Senior UK business figures are calling on Liz Truss to stand down as prime minister after she was forced to scrap almost all of her economic policies amid chaos on financial markets.

Three days after being appointed chancellor of the exchequer, Jeremy Hunt dropped most of his predecessor’s tax cuts on Monday, and scaled back the UK’s energy-support program. Truss had already reversed a corporation tax freeze at the end of last week when she dismissed Kwasi Kwarteng as chancellor.

“I don’t see how the Prime Minister can successfully disassociate herself from the failed implementation of policies, u-turns and mistakes by firing the chancellor and blaming him,” Martin Sorrell, chairman of S4 Capital Plc, told Bloomberg News. “They were joined at the hip.”

The founder of advertising giant WPP Plc said he’d like to see Rishi Sunak, who lost to Truss in the summer’s Conservative leadership election, take over.
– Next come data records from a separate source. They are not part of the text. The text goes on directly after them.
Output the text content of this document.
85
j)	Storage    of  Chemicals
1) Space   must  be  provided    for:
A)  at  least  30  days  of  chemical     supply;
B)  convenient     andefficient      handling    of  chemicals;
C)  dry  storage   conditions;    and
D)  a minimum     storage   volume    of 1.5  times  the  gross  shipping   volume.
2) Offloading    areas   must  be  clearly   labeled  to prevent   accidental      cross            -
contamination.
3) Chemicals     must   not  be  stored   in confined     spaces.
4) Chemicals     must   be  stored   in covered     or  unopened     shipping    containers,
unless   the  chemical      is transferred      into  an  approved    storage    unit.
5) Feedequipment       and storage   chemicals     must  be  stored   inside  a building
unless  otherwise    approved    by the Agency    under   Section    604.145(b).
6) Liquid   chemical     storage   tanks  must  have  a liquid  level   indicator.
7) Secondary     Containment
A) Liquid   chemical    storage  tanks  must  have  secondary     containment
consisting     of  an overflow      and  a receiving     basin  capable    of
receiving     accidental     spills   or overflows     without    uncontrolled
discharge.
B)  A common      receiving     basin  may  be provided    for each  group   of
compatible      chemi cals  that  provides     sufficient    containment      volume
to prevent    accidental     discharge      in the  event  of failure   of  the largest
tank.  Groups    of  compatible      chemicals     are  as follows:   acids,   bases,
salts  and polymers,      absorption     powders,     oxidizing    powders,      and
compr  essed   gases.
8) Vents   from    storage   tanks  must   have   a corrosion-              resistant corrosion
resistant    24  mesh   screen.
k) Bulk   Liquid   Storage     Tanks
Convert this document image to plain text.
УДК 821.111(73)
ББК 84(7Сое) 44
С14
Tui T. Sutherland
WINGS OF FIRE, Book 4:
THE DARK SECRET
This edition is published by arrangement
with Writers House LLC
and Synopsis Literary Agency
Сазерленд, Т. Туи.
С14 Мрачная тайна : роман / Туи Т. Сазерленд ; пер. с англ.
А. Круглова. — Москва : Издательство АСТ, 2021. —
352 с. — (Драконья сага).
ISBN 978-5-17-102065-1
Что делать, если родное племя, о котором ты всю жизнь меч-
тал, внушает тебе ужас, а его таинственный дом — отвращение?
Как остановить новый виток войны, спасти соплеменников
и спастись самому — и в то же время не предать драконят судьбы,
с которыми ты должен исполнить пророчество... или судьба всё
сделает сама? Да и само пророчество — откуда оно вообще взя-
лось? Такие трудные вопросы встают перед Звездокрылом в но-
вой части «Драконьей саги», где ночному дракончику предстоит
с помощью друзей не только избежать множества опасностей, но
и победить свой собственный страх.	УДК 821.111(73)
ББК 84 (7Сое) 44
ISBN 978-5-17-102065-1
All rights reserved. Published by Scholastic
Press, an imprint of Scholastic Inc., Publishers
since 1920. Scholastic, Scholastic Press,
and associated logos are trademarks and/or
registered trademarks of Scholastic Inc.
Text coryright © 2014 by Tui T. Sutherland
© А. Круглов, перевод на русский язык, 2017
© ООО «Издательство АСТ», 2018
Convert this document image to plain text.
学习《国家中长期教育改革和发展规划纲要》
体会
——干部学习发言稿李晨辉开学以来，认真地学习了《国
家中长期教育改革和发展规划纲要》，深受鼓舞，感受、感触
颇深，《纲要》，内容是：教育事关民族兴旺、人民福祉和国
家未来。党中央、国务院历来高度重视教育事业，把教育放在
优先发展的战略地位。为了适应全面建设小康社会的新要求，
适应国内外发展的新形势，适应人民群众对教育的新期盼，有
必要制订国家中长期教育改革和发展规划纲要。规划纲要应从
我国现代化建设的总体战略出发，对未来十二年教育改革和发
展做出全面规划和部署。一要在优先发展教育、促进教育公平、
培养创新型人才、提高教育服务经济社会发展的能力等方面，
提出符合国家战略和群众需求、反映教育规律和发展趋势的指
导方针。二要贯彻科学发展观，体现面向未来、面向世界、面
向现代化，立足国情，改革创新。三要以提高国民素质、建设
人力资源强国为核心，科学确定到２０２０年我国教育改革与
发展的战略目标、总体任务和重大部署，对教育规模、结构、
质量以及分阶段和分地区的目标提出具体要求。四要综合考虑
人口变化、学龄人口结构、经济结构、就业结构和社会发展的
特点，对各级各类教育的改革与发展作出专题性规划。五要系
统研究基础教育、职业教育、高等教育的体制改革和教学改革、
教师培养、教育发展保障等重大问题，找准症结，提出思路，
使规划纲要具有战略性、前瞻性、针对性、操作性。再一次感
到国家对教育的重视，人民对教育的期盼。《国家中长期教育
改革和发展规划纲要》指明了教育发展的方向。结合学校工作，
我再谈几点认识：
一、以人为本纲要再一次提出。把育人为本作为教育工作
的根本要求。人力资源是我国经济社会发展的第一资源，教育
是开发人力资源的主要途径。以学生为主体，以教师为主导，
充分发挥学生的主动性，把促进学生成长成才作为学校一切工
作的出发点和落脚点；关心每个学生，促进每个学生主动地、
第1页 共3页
Former BT Group Plc and easyJet Plc chairman Mike Rake said the prime minister should “do the right thing for the country” by stepping aside.

“She has lost the confidence of markets and seems to have lost the confidence of the public and MPs,” he said.

Read More: Liz Truss Under Threat -- How Tories Get Rid of Their Leaders

A former economic adviser to Margaret Thatcher, Tim Congdon, said it was “a disgrace” that Truss remains in Downing Street. Congdon, who had attacked the mini-budget that Kwarteng delivered on Sept. 23, said the prime minister was “the ringleader in the unfunded tax cut madness.” 

He predicted that she will be ousted in the next two or three weeks.

Still, Truss received a vote of support from Tim Martin, the outspoken chairman of J D Wetherspoon Plc. He said Truss and her former chancellor have been “very harshly treated.” 

“Their plan was quite unconventional and radical,” he said. “But sometimes radicalism works.”